Third time is not a charm - disaster aid bill blocked again in House

For the third time in less than a week, a House Republican lawmaker objected to final approval of a $19.1 billion disaster relief plan already passed by the Senate, preventing the measure from going to the President's desk until early next week, as critics said the proposal deserves a formal roll call vote of the full House.

Making the objection from the House floor on Thursday was freshman Rep. John Rose (R-TN), which means the disaster aid for victims of hurricanes, floods, wildfires, and more will come up for a vote in the full House next week.

"I urge the Speaker of the House - who is also not here today - to return to her post, and call Congress back to Washington to do the people's work," said Rose, as he objected to passing the disaster relief measure by unanimous consent.

Lawmakers will be back on Monday, as Democrats say a vote will be held on the disaster aid plan early next week.

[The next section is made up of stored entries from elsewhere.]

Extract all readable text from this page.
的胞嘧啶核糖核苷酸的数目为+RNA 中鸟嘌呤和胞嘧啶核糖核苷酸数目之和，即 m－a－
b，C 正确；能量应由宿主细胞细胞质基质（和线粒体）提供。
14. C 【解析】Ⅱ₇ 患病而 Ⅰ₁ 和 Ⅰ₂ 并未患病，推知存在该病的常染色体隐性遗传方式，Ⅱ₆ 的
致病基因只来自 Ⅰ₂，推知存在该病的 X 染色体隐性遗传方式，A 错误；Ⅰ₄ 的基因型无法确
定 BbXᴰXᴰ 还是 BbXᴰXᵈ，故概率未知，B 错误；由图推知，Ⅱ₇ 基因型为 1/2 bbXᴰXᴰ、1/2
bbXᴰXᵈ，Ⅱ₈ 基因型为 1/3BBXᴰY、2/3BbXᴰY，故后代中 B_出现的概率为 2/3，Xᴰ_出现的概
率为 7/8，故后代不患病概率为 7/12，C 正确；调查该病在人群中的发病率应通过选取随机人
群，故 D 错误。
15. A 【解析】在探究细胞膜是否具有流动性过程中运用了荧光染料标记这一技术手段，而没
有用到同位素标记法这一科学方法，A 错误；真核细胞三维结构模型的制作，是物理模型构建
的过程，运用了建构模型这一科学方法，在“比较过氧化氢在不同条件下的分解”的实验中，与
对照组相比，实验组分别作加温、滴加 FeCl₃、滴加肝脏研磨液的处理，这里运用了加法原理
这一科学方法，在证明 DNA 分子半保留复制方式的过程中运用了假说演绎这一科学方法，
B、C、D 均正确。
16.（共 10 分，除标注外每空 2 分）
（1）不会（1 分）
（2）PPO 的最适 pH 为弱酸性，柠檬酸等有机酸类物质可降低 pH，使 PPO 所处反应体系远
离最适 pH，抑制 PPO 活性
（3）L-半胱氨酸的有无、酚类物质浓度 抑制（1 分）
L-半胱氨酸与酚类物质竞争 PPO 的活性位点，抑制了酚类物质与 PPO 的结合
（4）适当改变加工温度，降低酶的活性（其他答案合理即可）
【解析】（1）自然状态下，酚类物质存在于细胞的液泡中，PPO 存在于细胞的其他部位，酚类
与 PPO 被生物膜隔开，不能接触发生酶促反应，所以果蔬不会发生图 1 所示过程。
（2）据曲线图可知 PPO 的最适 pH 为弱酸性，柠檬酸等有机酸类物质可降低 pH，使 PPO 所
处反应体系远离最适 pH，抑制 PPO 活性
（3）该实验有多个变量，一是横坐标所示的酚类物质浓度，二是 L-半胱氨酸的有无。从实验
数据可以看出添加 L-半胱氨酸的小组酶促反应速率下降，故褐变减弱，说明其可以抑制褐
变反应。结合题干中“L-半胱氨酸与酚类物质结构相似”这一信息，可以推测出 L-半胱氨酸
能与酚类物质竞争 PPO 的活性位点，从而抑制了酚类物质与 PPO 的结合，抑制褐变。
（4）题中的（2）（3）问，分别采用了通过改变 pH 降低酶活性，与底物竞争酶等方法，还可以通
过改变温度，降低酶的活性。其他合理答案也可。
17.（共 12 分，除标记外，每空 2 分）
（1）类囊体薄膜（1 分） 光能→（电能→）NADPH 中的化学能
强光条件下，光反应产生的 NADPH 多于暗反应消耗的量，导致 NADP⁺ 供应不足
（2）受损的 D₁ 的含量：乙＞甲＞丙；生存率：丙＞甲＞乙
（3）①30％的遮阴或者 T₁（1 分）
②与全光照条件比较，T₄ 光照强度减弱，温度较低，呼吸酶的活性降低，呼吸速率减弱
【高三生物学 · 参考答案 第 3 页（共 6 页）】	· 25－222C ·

The objection again left southern lawmakers aggravated - especially in Georgia - as they try to explain months of delays in getting aid to farmers hit by Hurricane Michael last year.

Earlier this week, Rep. Austin Scott (R-GA) called his fellow Republicans 'clowns' for objecting to the disaster relief.

He again publicly expressed his frustration on Thursday.

Republicans did allow the approval of a Senate bill which extends the life of the National Flood Insurance Program for two weeks; it would have expired on Friday.

A provision in the larger disaster bill extends the NFIP until the end of September, giving lawmakers more time to try to reach a bipartisan deal on ways to reform the flood insurance program, which is billions of dollars in debt.

Democrats again criticized the GOP for blocking approval of the disaster relief.

“This is partisan grandstanding while people continue to suffer,” said Rep. Debbie Wasserman Schultz (D-FL).

“Every day that House Republicans obstruct and delay, more American families are left to suffer,” said House Speaker Nancy Pelosi.  “This sabotage is unconscionable, dangerous and must stop.”